Pour Patrick Blondey, un habitant de Dole dans le Jura, c’était une évidence, une dernière preuve d’amour. Sur la tombe qu’il a déjà fait installer pour son futur départ, un nom devait absolument figurer à côté du sien : celui de son chien, son fidèle compagnon.
Cet homme de 68 ans, qui vit seul, le dit avec une émotion poignante : « C’est lui qui m’a sauvé ». Un hommage essentiel pour celui qui a partagé sa vie et pansé ses solitudes. Pourtant, ce geste si simple en apparence s’est heurté à un mur administratif et légal inattendu, transformant son souhait en un parcours semé d’embûches.

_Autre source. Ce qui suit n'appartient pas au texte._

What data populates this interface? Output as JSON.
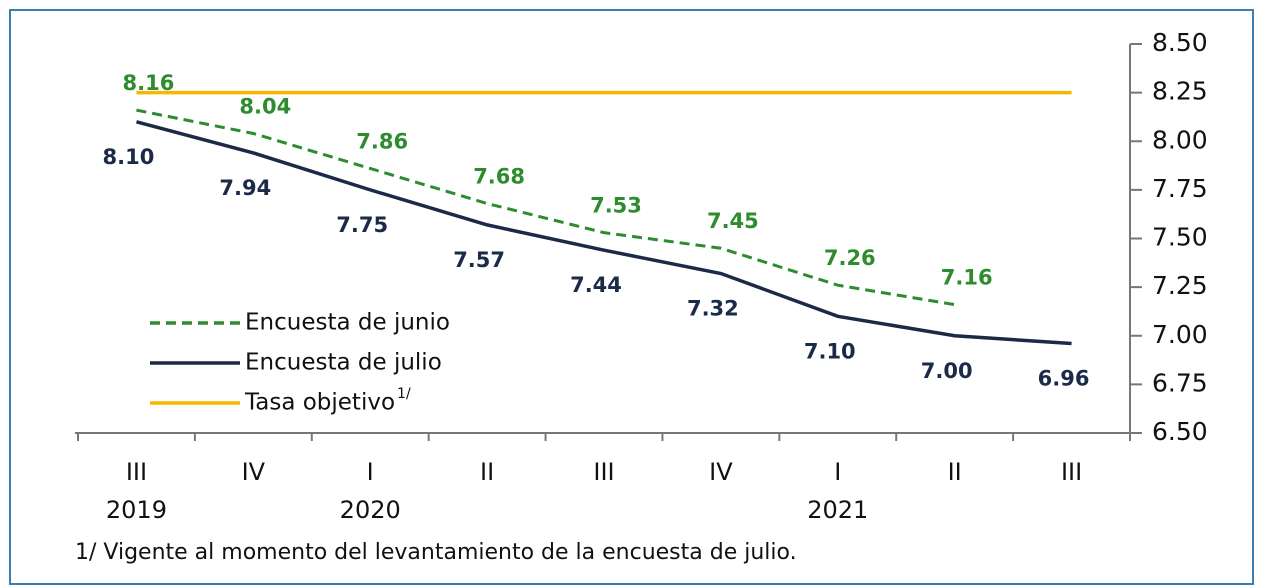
{
  "chart_data": {
    "type": "line",
    "categories": [
      "III",
      "IV",
      "I",
      "II",
      "III",
      "IV",
      "I",
      "II",
      "III"
    ],
    "years": [
      "2019",
      null,
      "2020",
      null,
      null,
      null,
      "2021",
      null,
      null
    ],
    "series": [
      {
        "name": "Encuesta de junio",
        "color": "#2e8b2e",
        "dash": true,
        "values": [
          8.16,
          8.04,
          7.86,
          7.68,
          7.53,
          7.45,
          7.26,
          7.16,
          null
        ],
        "value_labels": [
          "8.16",
          "8.04",
          "7.86",
          "7.68",
          "7.53",
          "7.45",
          "7.26",
          "7.16",
          null
        ]
      },
      {
        "name": "Encuesta de julio",
        "color": "#1b2a47",
        "dash": false,
        "values": [
          8.1,
          7.94,
          7.75,
          7.57,
          7.44,
          7.32,
          7.1,
          7.0,
          6.96
        ],
        "value_labels": [
          "8.10",
          "7.94",
          "7.75",
          "7.57",
          "7.44",
          "7.32",
          "7.10",
          "7.00",
          "6.96"
        ]
      },
      {
        "name": "Tasa objetivo",
        "superscript": "1/",
        "color": "#f5b800",
        "dash": false,
        "values": [
          8.25,
          8.25,
          8.25,
          8.25,
          8.25,
          8.25,
          8.25,
          8.25,
          8.25
        ]
      }
    ],
    "ylim": [
      6.5,
      8.5
    ],
    "yticks": [
      {
        "value": 6.5,
        "label": "6.50"
      },
      {
        "value": 6.75,
        "label": "6.75"
      },
      {
        "value": 7.0,
        "label": "7.00"
      },
      {
        "value": 7.25,
        "label": "7.25"
      },
      {
        "value": 7.5,
        "label": "7.50"
      },
      {
        "value": 7.75,
        "label": "7.75"
      },
      {
        "value": 8.0,
        "label": "8.00"
      },
      {
        "value": 8.25,
        "label": "8.25"
      },
      {
        "value": 8.5,
        "label": "8.50"
      }
    ],
    "note": "1/ Vigente al momento del levantamiento de la encuesta de julio."
  }
}
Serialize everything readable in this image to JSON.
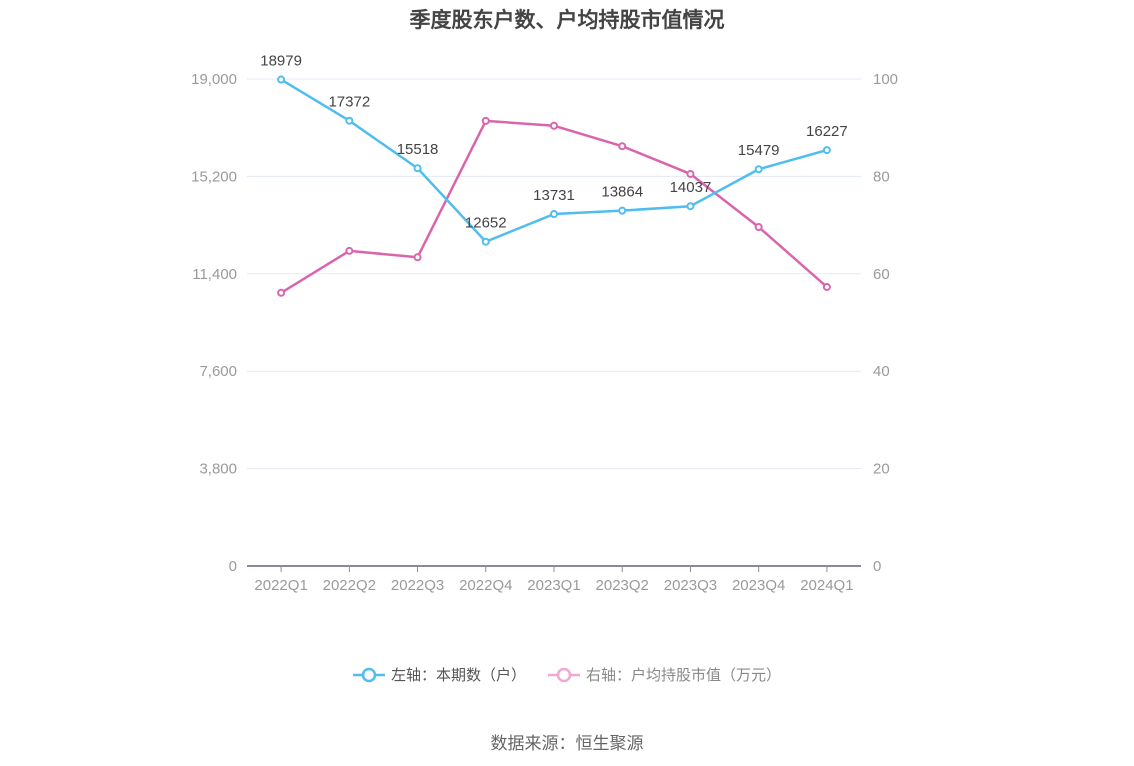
{
  "title": "季度股东户数、户均持股市值情况",
  "source": "数据来源：恒生聚源",
  "legend": {
    "left": "左轴：本期数（户）",
    "right": "右轴：户均持股市值（万元）"
  },
  "colors": {
    "left_series": "#4fbdef",
    "right_series": "#d966ad",
    "right_series_legend": "#f0a8d2",
    "grid": "#e3e8f4",
    "axis": "#8a8a9a"
  },
  "axes": {
    "left_ticks": [
      "0",
      "3,800",
      "7,600",
      "11,400",
      "15,200",
      "19,000"
    ],
    "right_ticks": [
      "0",
      "20",
      "40",
      "60",
      "80",
      "100"
    ]
  },
  "chart_data": {
    "type": "line",
    "title": "季度股东户数、户均持股市值情况",
    "categories": [
      "2022Q1",
      "2022Q2",
      "2022Q3",
      "2022Q4",
      "2023Q1",
      "2023Q2",
      "2023Q3",
      "2023Q4",
      "2024Q1"
    ],
    "series": [
      {
        "name": "左轴：本期数（户）",
        "axis": "left",
        "values": [
          18979,
          17372,
          15518,
          12652,
          13731,
          13864,
          14037,
          15479,
          16227
        ],
        "labels_shown": true
      },
      {
        "name": "右轴：户均持股市值（万元）",
        "axis": "right",
        "values": [
          56.1,
          64.7,
          63.4,
          91.4,
          90.4,
          86.2,
          80.5,
          69.6,
          57.3
        ],
        "labels_shown": false
      }
    ],
    "ylim_left": [
      0,
      19000
    ],
    "ylim_right": [
      0,
      100
    ],
    "left_ticks": [
      0,
      3800,
      7600,
      11400,
      15200,
      19000
    ],
    "right_ticks": [
      0,
      20,
      40,
      60,
      80,
      100
    ],
    "xlabel": "",
    "ylabel": "",
    "grid": true,
    "legend_position": "bottom",
    "source": "数据来源：恒生聚源"
  }
}
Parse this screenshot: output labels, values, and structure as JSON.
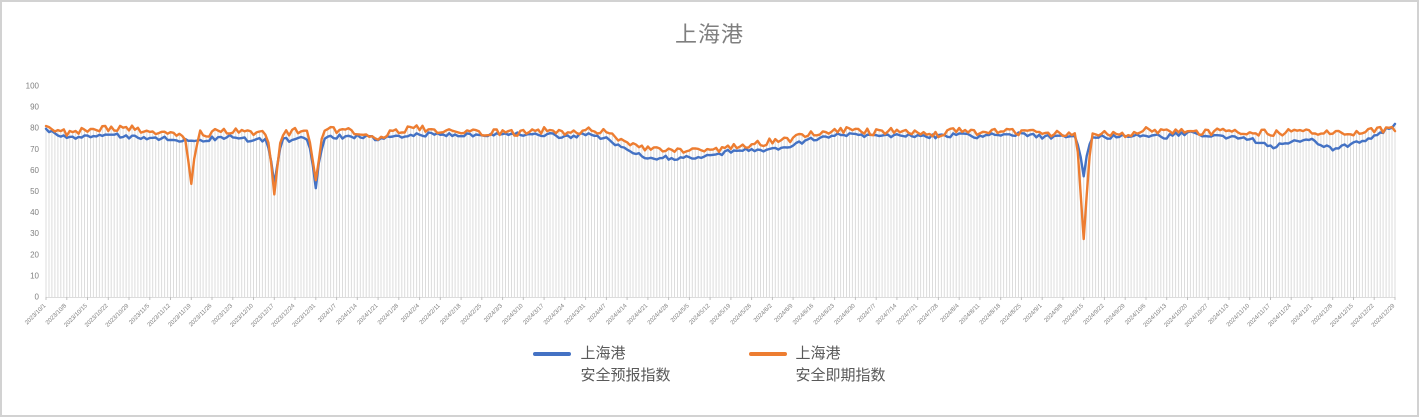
{
  "window": {
    "border_color": "#d2d2d2",
    "background": "#ffffff"
  },
  "chart_data": {
    "type": "line",
    "title": "上海港",
    "title_color": "#7f7f7f",
    "axis_label_color": "#7f7f7f",
    "dropline_color": "#dcdcdc",
    "tick_color": "#c0c0c0",
    "legend_position": "bottom",
    "grid": "vertical daily drop lines, no horizontal gridlines",
    "ylim": [
      0,
      100
    ],
    "y_ticks": [
      100,
      90,
      80,
      70,
      60,
      50,
      40,
      30,
      20,
      10,
      0
    ],
    "x_tick_interval_days": 7,
    "x_tick_labels": [
      "2023/10/1",
      "2023/10/8",
      "2023/10/15",
      "2023/10/22",
      "2023/10/29",
      "2023/11/5",
      "2023/11/12",
      "2023/11/19",
      "2023/11/26",
      "2023/12/3",
      "2023/12/10",
      "2023/12/17",
      "2023/12/24",
      "2023/12/31",
      "2024/1/7",
      "2024/1/14",
      "2024/1/21",
      "2024/1/28",
      "2024/2/4",
      "2024/2/11",
      "2024/2/18",
      "2024/2/25",
      "2024/3/3",
      "2024/3/10",
      "2024/3/17",
      "2024/3/24",
      "2024/3/31",
      "2024/4/7",
      "2024/4/14",
      "2024/4/21",
      "2024/4/28",
      "2024/5/5",
      "2024/5/12",
      "2024/5/19",
      "2024/5/26",
      "2024/6/2",
      "2024/6/9",
      "2024/6/16",
      "2024/6/23",
      "2024/6/30",
      "2024/7/7",
      "2024/7/14",
      "2024/7/21",
      "2024/7/28",
      "2024/8/4",
      "2024/8/11",
      "2024/8/18",
      "2024/8/25",
      "2024/9/1",
      "2024/9/8",
      "2024/9/15",
      "2024/9/22",
      "2024/9/29",
      "2024/10/6",
      "2024/10/13",
      "2024/10/20",
      "2024/10/27",
      "2024/11/3",
      "2024/11/10",
      "2024/11/17",
      "2024/11/24",
      "2024/12/1",
      "2024/12/8",
      "2024/12/15",
      "2024/12/22",
      "2024/12/29"
    ],
    "series": [
      {
        "name_line1": "上海港",
        "name_line2": "安全预报指数",
        "color": "#4472C4",
        "weekly_values": [
          79,
          76,
          76,
          77,
          76,
          75,
          75,
          74,
          75,
          76,
          74,
          54,
          75,
          52,
          76,
          76,
          75,
          76,
          77,
          77,
          77,
          77,
          77,
          77,
          77,
          76,
          77,
          75,
          70,
          66,
          66,
          66,
          67,
          69,
          70,
          70,
          72,
          75,
          77,
          77,
          76,
          77,
          76,
          76,
          77,
          76,
          77,
          77,
          76,
          76,
          58,
          76,
          76,
          77,
          76,
          78,
          76,
          76,
          75,
          71,
          74,
          74,
          70,
          73,
          76,
          82
        ]
      },
      {
        "name_line1": "上海港",
        "name_line2": "安全即期指数",
        "color": "#ED7D31",
        "weekly_values": [
          80,
          78,
          79,
          80,
          80,
          78,
          77,
          55,
          78,
          79,
          77,
          49,
          79,
          54,
          79,
          78,
          76,
          79,
          80,
          78,
          79,
          78,
          78,
          78,
          79,
          78,
          79,
          78,
          74,
          70,
          69,
          70,
          70,
          71,
          72,
          74,
          75,
          78,
          79,
          79,
          78,
          79,
          78,
          77,
          79,
          78,
          79,
          78,
          78,
          77,
          27,
          78,
          77,
          79,
          79,
          79,
          78,
          79,
          78,
          78,
          78,
          79,
          77,
          78,
          79,
          80
        ]
      }
    ]
  }
}
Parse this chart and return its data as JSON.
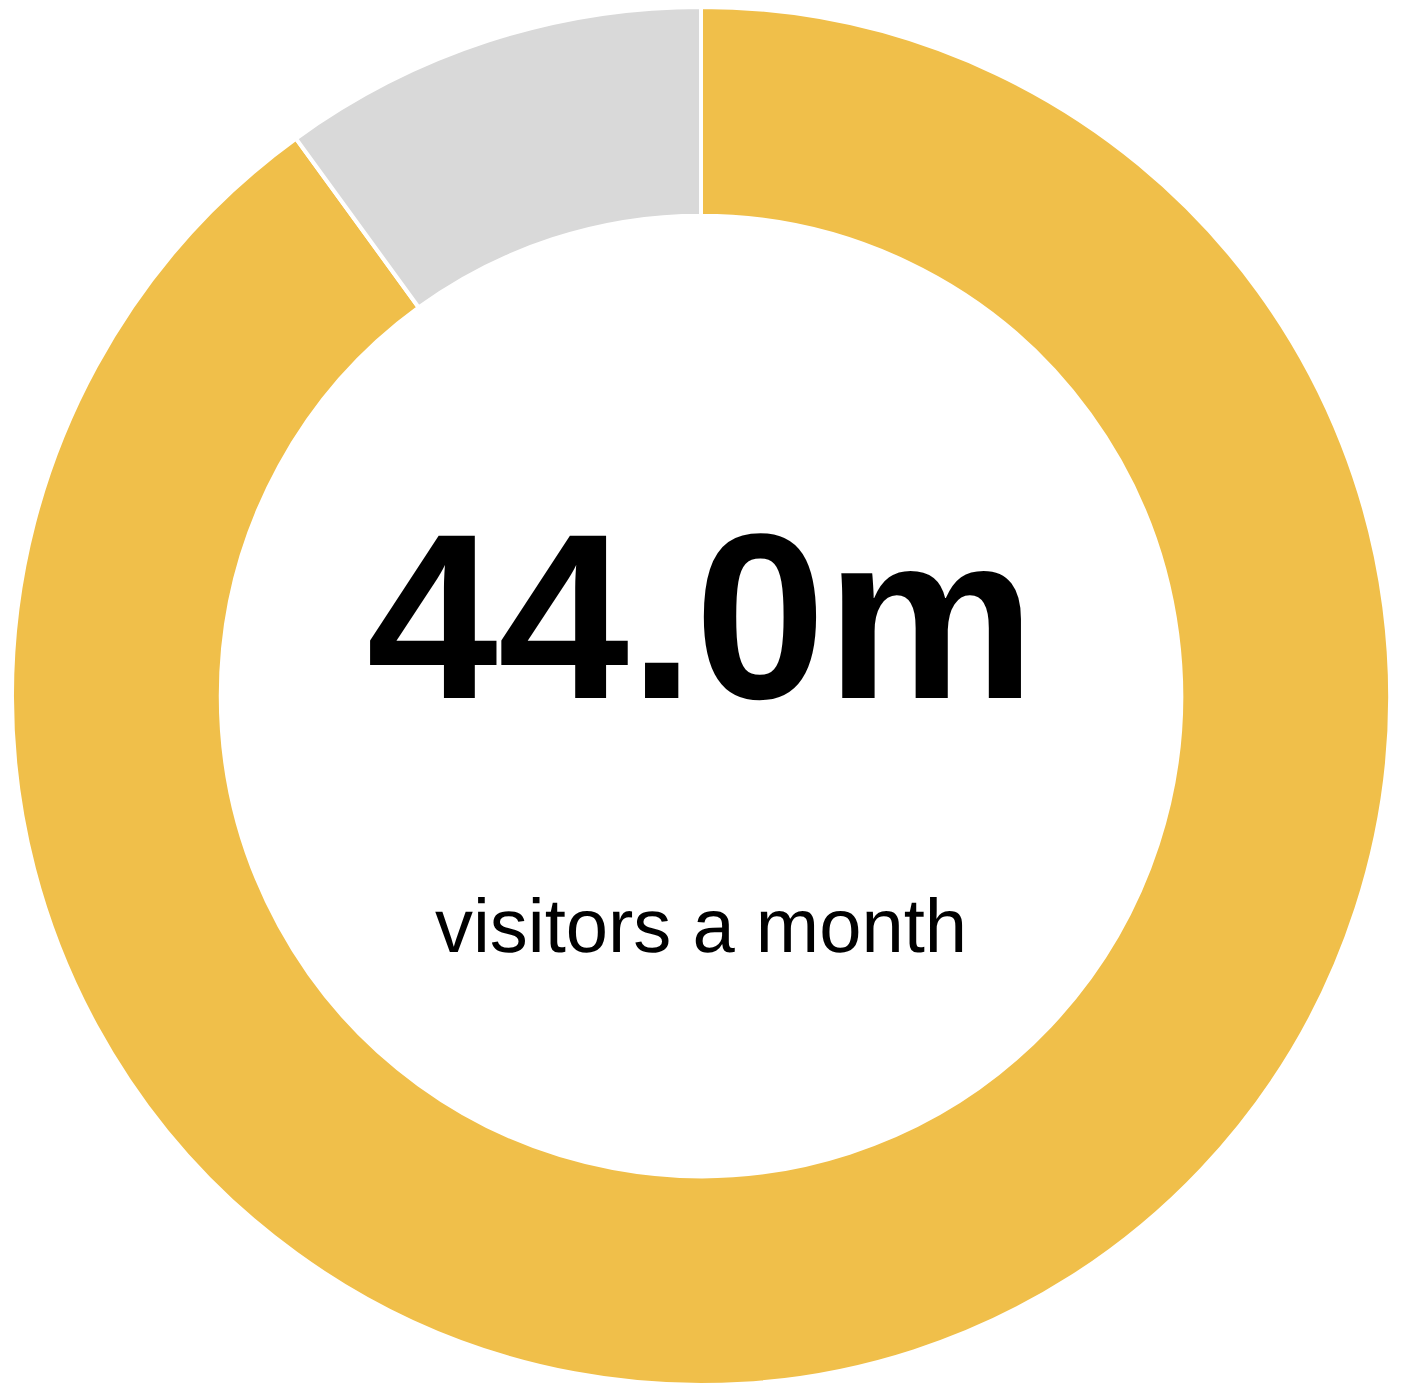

Un dernier hommage très personnel
Anticipant les démarches pour ses funérailles, ce retraité a choisi une concession au cimetière et un monument qui sort de l’ordinaire. Loin de la pierre traditionnelle, il a opté pour une stèle en verre, une innovation qu’il trouvait originale et personnalisable. C’était l’occasion parfaite d’y graver pour l’éternité le souvenir de son animal.
La loi, un obstacle infranchissable
Sa demande, aussi touchante soit-elle, a reçu une réponse négative. La raison ? Une question purement légale. En France, la législation funéraire est stricte et les cimetières sont réservés aux humains. Inscrire le nom d’un animal sur une stèle est considéré comme une entorse à cette règle, bien que de nombreuses plaques funéraires arborent déjà des symboles de passions diverses, comme la pêche ou la pétanque.
Un combat partagé par de nombreux maîtres
L’histoire de Patrick n’est pas un cas isolé. Comme le montrent de nombreuses réactions, beaucoup de propriétaires d’animaux partagent ce désir de reconnaissance éternelle. Certains souhaitent même que les cendres de leurs compagnons reposent avec eux. Seul un petit texte-hommage discret a finalement été autorisé sur la tombe de Patrick. Une maigre consolation qui laisse une question en suspens : la loi devrait-elle évoluer pour mieux reconnaître la place immense que les animaux occupent dans nos vies ?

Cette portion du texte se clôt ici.